針は力を入れるとするりと抜けた。アビィが痛がる様子はない。エルネスティーネはあと二本だけ抜いた。

三本の針を撚り合わせて纏めると、中心部に橙色の魔石を入れ込んだ。

 超簡易的な杖の代用品の完成だ。


 エルネスティーネはそれを両手で包み込むと魔術が使用できるか試してみた。

 何度目かの集中で橙色の小さな光を具現化させる事に成功した。


「やった…!」


 エルネスティーネは瞳を輝かせた。

 窓に向かい、鉄格子の隙間から窓を開けた。外は曇天の下、濃い霧が晴れつつあった。窓から見える範囲に人影はない。

 エルネスティーネは両手を胸の前で握り合わせると、目を閉じて手の中の針と魔石に神経を集中させた。

 彼女の両手の上から淡く光る橙色の帯が出現し、窓の外へ伸びていった。

 不安定な帯は消えそうになりながらも屋敷の上空まで到達した。そして空中で大きな円を描くように動く。歪な円を作った帯はそのまま空中を停滞する。その状態で十秒維持し、帯を消した。橙色の燐光が灰色の空に散る。

 エルネスティーネは再び同じように空中に光の帯を作った。そして十秒経過したら消す。これを何度も繰り返す。


 これは魔術師の出す救難信号だった。魔術学校に入った新入生は必ず習う初歩的なものだ。エルネスティーネも新入生の時に習っている。救難信号は習ったきりで、実際に使うのは初めてだった。

 この街には協会の支部もある。街に居る魔術師の総数は少なくないはずだ。どこかで救難信号に気づいてくれる者が現れる事を祈って光の帯を出し続ける。

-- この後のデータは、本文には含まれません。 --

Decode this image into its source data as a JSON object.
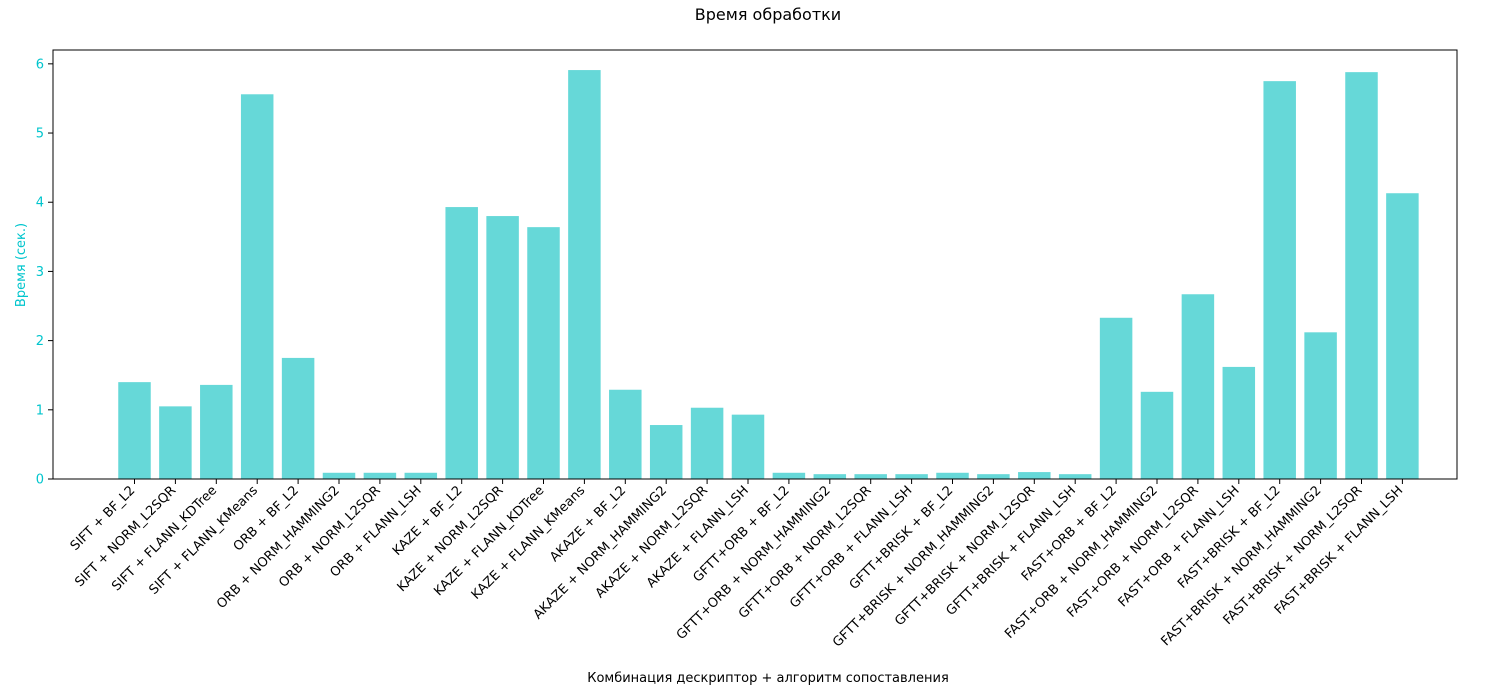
{
  "chart_data": {
    "type": "bar",
    "title": "Время обработки",
    "xlabel": "Комбинация дескриптор + алгоритм сопоставления",
    "ylabel": "Время (сек.)",
    "ylim": [
      0,
      6.2
    ],
    "yticks": [
      0,
      1,
      2,
      3,
      4,
      5,
      6
    ],
    "grid": false,
    "colors": {
      "bar": "#66d8d8",
      "ytick": "#00c5cd",
      "axis": "#000000"
    },
    "categories": [
      "SIFT + BF_L2",
      "SIFT + NORM_L2SQR",
      "SIFT + FLANN_KDTree",
      "SIFT + FLANN_KMeans",
      "ORB + BF_L2",
      "ORB + NORM_HAMMING2",
      "ORB + NORM_L2SQR",
      "ORB + FLANN_LSH",
      "KAZE + BF_L2",
      "KAZE + NORM_L2SQR",
      "KAZE + FLANN_KDTree",
      "KAZE + FLANN_KMeans",
      "AKAZE + BF_L2",
      "AKAZE + NORM_HAMMING2",
      "AKAZE + NORM_L2SQR",
      "AKAZE + FLANN_LSH",
      "GFTT+ORB + BF_L2",
      "GFTT+ORB + NORM_HAMMING2",
      "GFTT+ORB + NORM_L2SQR",
      "GFTT+ORB + FLANN_LSH",
      "GFTT+BRISK + BF_L2",
      "GFTT+BRISK + NORM_HAMMING2",
      "GFTT+BRISK + NORM_L2SQR",
      "GFTT+BRISK + FLANN_LSH",
      "FAST+ORB + BF_L2",
      "FAST+ORB + NORM_HAMMING2",
      "FAST+ORB + NORM_L2SQR",
      "FAST+ORB + FLANN_LSH",
      "FAST+BRISK + BF_L2",
      "FAST+BRISK + NORM_HAMMING2",
      "FAST+BRISK + NORM_L2SQR",
      "FAST+BRISK + FLANN_LSH"
    ],
    "values": [
      1.4,
      1.05,
      1.36,
      5.56,
      1.75,
      0.09,
      0.09,
      0.09,
      3.93,
      3.8,
      3.64,
      5.91,
      1.29,
      0.78,
      1.03,
      0.93,
      0.09,
      0.07,
      0.07,
      0.07,
      0.09,
      0.07,
      0.1,
      0.07,
      2.33,
      1.26,
      2.67,
      1.62,
      5.75,
      2.12,
      5.88,
      4.13
    ]
  }
}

 エルネスティーネの額には汗が滲んでいた。簡易的な代用品では光の帯を出現させるのも一苦労だった。 魔力の消費は微々たるものだが、杖に比べて魔術の維持が困難で集中力が保たない。疲労感が頭にのしかかる。

 手の中の魔石も許容量を超えた使用で表面に亀裂が生じていた。あと何回魔術を行使できるか。

 それでも彼女は信号を出し続ける。誰かが気づいてくれる事を信じて。